To roll back a signature update, you must manually download and install a previous signature file release. There's no bigip.conf.bak or anything similar for ASM. Consider creating an UCS snapshot as step 1 to be safe.

You will still need to consider non-technical steps in the between to ensure everything is done according to Change Procedure in your enterprise. To come up with a conclusion if a signature update should be enforced or not, my personal rule of thumb is that signature violation occurrences in excess of 100 (over a period of 2 weeks), from more than 10 unique IP addresses from many different countries are false positives (generally applies to 80% of all Learning Suggestions); the hard part is coming up with a conclusion for the rest. Usually, the evaluation period must be extended for 20% of the updated signatures whereas obvious conclusions can be made just 2 weeks after the update for 80% of the updated signatures. With most of my clients, we typically update system-provided signatures 2 or 3 times a year.

Regards,

I doubt that there won't be any impact by updating the Signature Database if you put newly added signatures into Staging.

We have seen a case where all the Manual Traffic Learning violations been taken care.
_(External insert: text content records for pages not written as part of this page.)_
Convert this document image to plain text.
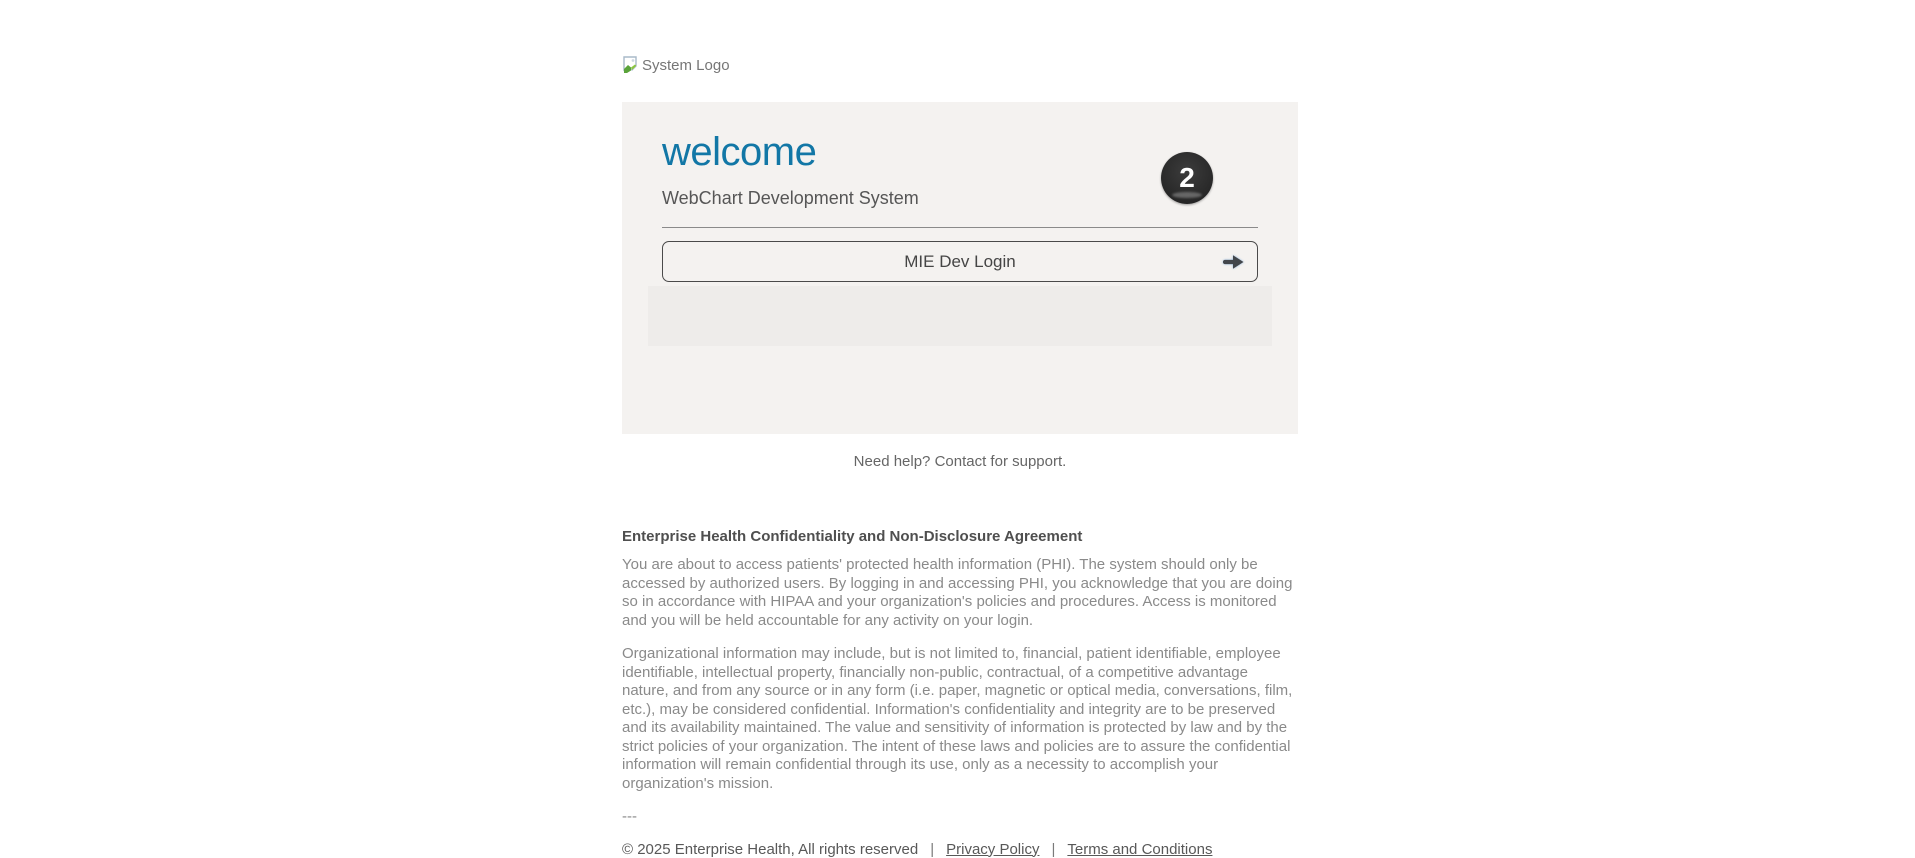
System Logo
welcome
WebChart Development System
2
MIE Dev Login
Need help? Contact for support.
Enterprise Health Confidentiality and Non-Disclosure Agreement

You are about to access patients' protected health information (PHI). The system should only be accessed by authorized users. By logging in and accessing PHI, you acknowledge that you are doing so in accordance with HIPAA and your organization's policies and procedures. Access is monitored and you will be held accountable for any activity on your login.

Organizational information may include, but is not limited to, financial, patient identifiable, employee identifiable, intellectual property, financially non-public, contractual, of a competitive advantage nature, and from any source or in any form (i.e. paper, magnetic or optical media, conversations, film, etc.), may be considered confidential. Information's confidentiality and integrity are to be preserved and its availability maintained. The value and sensitivity of information is protected by law and by the strict policies of your organization. The intent of these laws and policies are to assure the confidential information will remain confidential through its use, only as a necessity to accomplish your organization's mission.

---

© 2025 Enterprise Health, All rights reserved | Privacy Policy | Terms and Conditions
We upgraded the signature database and it was found that a couple of rivisioned signatures started triggering the false positives.

Since customer is having 2 different F5 setup, one for DC and one for DR, we have upgraded the Signature set only for DR and during the testing, traffic started hitting an enhanced signature and the old Signature was also there.
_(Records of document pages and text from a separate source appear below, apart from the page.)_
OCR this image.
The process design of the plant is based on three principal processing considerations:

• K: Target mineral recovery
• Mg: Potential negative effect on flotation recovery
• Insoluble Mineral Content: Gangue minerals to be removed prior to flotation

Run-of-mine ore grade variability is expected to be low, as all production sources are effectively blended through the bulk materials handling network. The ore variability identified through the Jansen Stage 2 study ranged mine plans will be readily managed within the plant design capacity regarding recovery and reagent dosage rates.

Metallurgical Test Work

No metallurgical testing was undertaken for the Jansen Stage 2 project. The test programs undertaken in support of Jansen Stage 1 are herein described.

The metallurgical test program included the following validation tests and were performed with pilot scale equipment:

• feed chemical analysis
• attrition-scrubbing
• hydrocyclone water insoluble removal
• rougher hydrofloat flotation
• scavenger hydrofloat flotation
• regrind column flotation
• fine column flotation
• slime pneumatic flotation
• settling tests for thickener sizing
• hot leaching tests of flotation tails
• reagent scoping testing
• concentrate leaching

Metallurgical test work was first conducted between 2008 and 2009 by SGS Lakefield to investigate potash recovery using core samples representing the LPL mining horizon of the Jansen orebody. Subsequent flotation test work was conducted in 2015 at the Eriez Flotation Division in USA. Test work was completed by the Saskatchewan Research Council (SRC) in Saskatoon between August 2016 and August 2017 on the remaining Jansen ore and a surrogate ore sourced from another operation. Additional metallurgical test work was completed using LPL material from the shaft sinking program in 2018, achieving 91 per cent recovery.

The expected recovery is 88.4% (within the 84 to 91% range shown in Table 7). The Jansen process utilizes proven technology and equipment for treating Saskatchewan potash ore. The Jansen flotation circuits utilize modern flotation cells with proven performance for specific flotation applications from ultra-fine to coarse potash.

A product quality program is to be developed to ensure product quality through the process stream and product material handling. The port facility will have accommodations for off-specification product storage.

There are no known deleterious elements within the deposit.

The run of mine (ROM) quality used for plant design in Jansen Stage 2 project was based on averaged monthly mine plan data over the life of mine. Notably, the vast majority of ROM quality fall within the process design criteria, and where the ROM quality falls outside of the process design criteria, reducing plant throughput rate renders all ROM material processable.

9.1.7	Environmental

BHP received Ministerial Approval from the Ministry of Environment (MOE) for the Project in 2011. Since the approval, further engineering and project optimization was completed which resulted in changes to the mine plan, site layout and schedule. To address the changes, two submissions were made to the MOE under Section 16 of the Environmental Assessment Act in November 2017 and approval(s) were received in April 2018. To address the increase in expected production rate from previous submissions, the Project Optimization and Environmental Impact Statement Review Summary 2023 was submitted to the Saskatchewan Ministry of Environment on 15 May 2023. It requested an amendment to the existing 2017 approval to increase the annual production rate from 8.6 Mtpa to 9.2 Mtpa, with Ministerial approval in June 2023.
Production traffic was passing through the DC Site and there were no violations. There I learned that updating the Signature Database can have minor or major impact on traffic processing, irrespective of the fact that newly added signatures are in Staging.

I hope this would help.

Cheers! Darshan

Umm... The last incident was observed on 11.6.1 HF6. The signature got detected was "src http: (Parameter) (2)". However the old signature exist was "src http: (Parameter)" without (2).

The updated signature i.e. "src http: (Parameter) (2)" automatically took place and followed the ASM Policies' action i.e. Blocking.

So I think this needs to get verified.